Mlliyet Milliyet Blog Milliyet Blog
 
Facebook Connect
Blog Kategorileri
 

13 Mayıs '09

 
Kategori
Futbol
 

Chelsea gibi Beşiktaş

Chelsea gibi Beşiktaş
 

Beşiktaş rakibine hiç boş alan bırakmadı ve finali kazandı. (4-2)
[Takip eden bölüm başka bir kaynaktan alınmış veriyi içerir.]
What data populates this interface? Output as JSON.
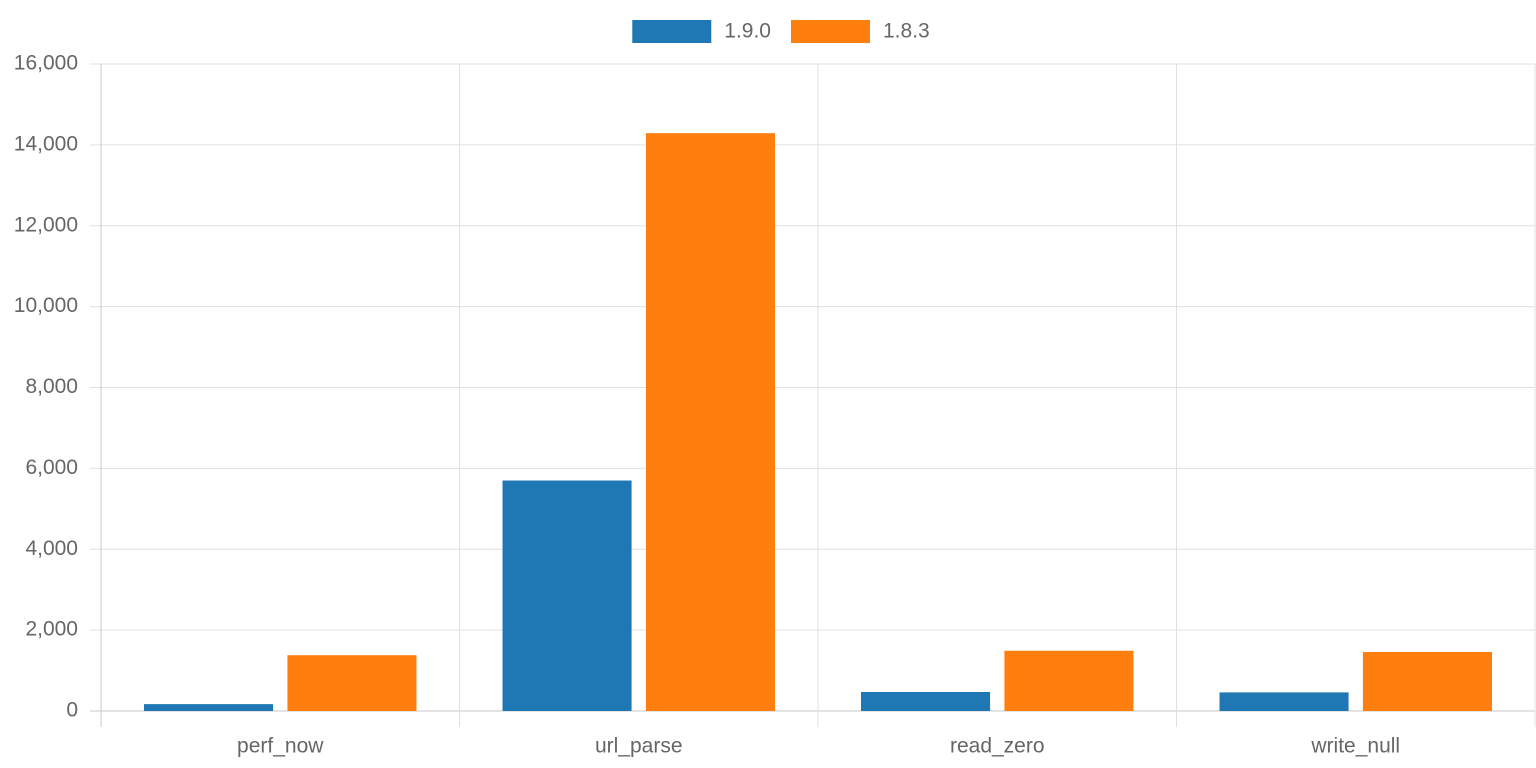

Teşbihte hata olmaz. Fortis Türkiye Kupası finalinde izlediğim iki ezeli rakipten Beşiktaş bana, birkaç gün önce “dünyanın en iyi takımı” olarak gösterilen Barcelona’ya sahayı dar etmesine rağmen elenen Chelsea’yi hatırlattı. İki takımın ligdeki karşılaşmaları daha çok Fenerbahçe’nin Barcelona rolüne soyunduğu bir iklimde oynanmış, tanınmaz haldeki Beşiktaş sarı-lacivertlilere bol pas yapma imkânı tanımıştı. Oysa İzmir Atatürk Stadına çıkan siyah-beyazlı takım bu kez çok daha bilinçli ve disiplinli bir futbol anlayışına sahipti. Atak sırasının Fenerbahçe’de olduğu her dakika takım halinde topun arkasına geçmeye özen gösteren Beşiktaş; bu defa rakibine bol pas yapma imkânı tanımıyor, kalabalık bir huni içine çektiği Fenerbahçe’nin tüm silahlarını susturmayı başarıyordu. Tıpkı Barcelona önünde Anelka’nın veya Drogba’nın zaman zaman bek mevkine kadar rakiplerini kovalaması gibi Türkiye Kupası finalinde de Bobo’nun, Holosko’nun ve Yusuf’un takım savunmasına ciddi katkılar yaptığını gördük.
Ligdeki randevuya nazaran her iki takımın da kadro tercihleri farklıydı. Luis Aragones, Alex ve Lugano’yu on bire dâhil etmiş buna karşılık klasik oyun sisteminden taviz vermemişti. Mustafa Denizli’nin komutasındaki siyah-beyazlı ekipte ise bu kez Ernst-Cisse ikilisi bozulmadı. Kadrolar açıklandığında herkes Yusuf’un oyun kurucu, Tello’nun 4-3-3’te sol kanat forveti oynayacağını düşündü ancak maç başladığında saha içi düzenlemenin tam ters şekilde olduğu görüldü. Oyun genelinde bir değerlendirme yapılacak olursa; Beşiktaş adına Tello, Bobo ve Yusuf’un takımlarına ekstra katkı yaptıklarını söyleyebiliriz. Fenerbahçe’de ise maçın adamı yediği hatalı gollerle Volkan Babacan oldu. Genç kaleciyi oynadığı her maçta ayrı bir dikkatle izlemiş ve genellikle beğenmiş bir yorumcu olarak yaşadığı şanssız geceden ötürü suçlanmaması gerektiğini düşünüyorum. Sonuç itibariyle Fenerbahçe’yi finale kadar getiren süreçte kale Volkan Babacan’ın idi. Luis Aragones’in finalde de kendisine kaleci kazağını teslim etmesi doğru bir davranıştı.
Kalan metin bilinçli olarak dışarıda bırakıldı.